Another positive side is that Chris and I had a wonderful trip to Atlanta to visit my brother, sister-in-law, and nieces.  We were joined by my parents, and on Friday, Kelly's mom and step-dad.  It was a great celebration of little Mia's first birthday.  It amazed me how much both girls had already grown since Christmas.  Mia continues to shake her hands and make the "o" face and little Keegan is growing to be such a nice little lady.  She is really starting to showcase a sweet personality.

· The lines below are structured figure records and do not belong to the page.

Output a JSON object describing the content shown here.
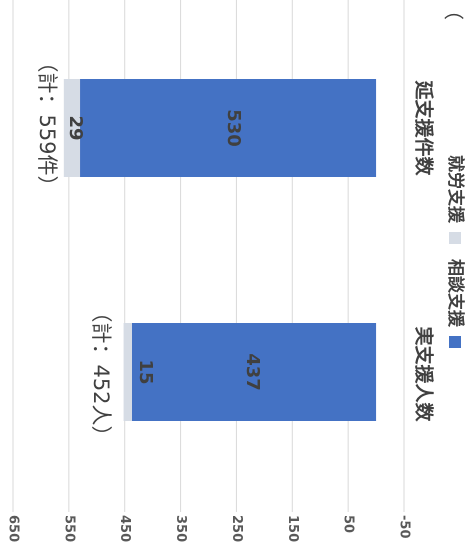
{
  "chart_data": {
    "type": "bar",
    "stacked": true,
    "orientation": "horizontal",
    "rotated_page": "90deg-clockwise",
    "categories": [
      "実支援人数",
      "延支援件数"
    ],
    "series": [
      {
        "name": "相談支援",
        "values": [
          437,
          530
        ],
        "color": "#4472C4"
      },
      {
        "name": "就労支援",
        "values": [
          15,
          29
        ],
        "color": "#D6DCE5"
      }
    ],
    "totals": [
      "（計：452人）",
      "（計：559件）"
    ],
    "value_axis": {
      "ticks": [
        -50,
        50,
        150,
        250,
        350,
        450,
        550,
        650
      ],
      "range": [
        -50,
        650
      ]
    },
    "grid": true,
    "legend_position": "bottom",
    "corner_fragment": "（",
    "tick_color": "#595959",
    "grid_color": "#D9D9D9"
  }
}
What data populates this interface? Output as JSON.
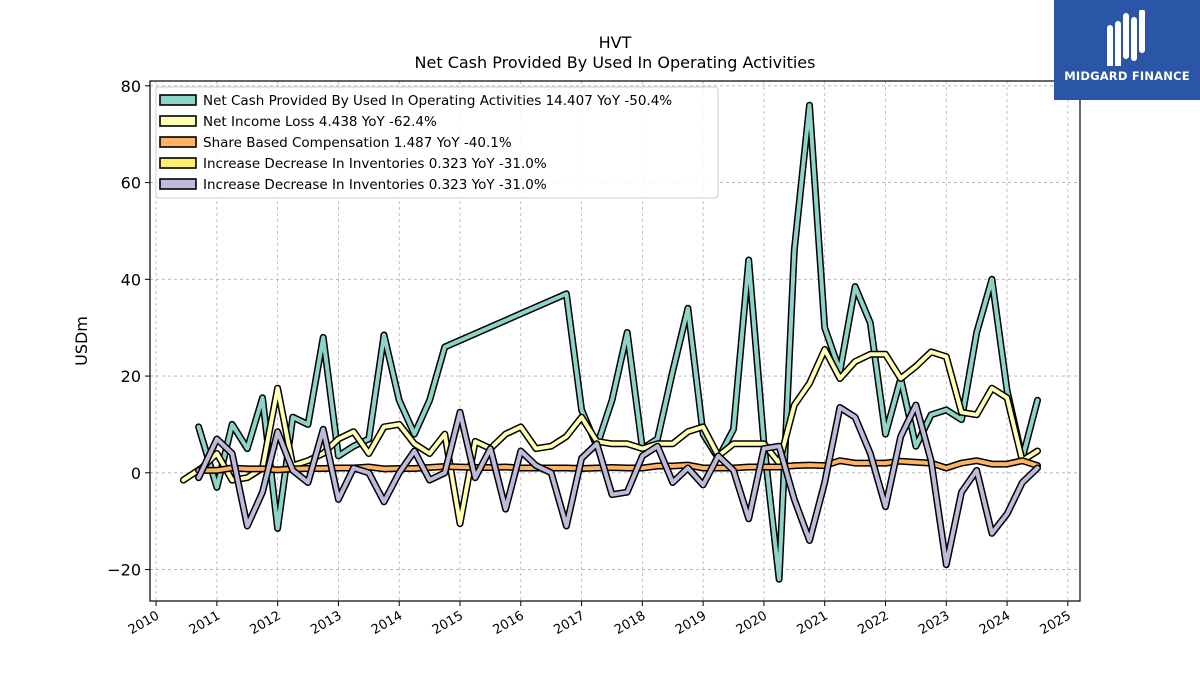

Funny story with Keegan, my brother taught her to sing Jason Aldean's "Big green tractor."  It is the cutest thing... of course her version is "take a ride on papa's (my dad) tractor."  Keegan was also able to experience her first "Papa Princess Date" of which she got to go to Target and pick out a toy.  Don't worry... she was decked out in a tiara and dress.  This is a tradition carried over from my dad's dad, where he use to take us on secret missions... too cute.

It was great for Chris and I to relax with family and "get away" from everything.  I did surprisingly well on the plane, with only a little anxiety and cramping.  Overall I've been feeling pretty good!  Hopefully it continues as the month goes on!  Thanks for all the prayers and positive thoughts!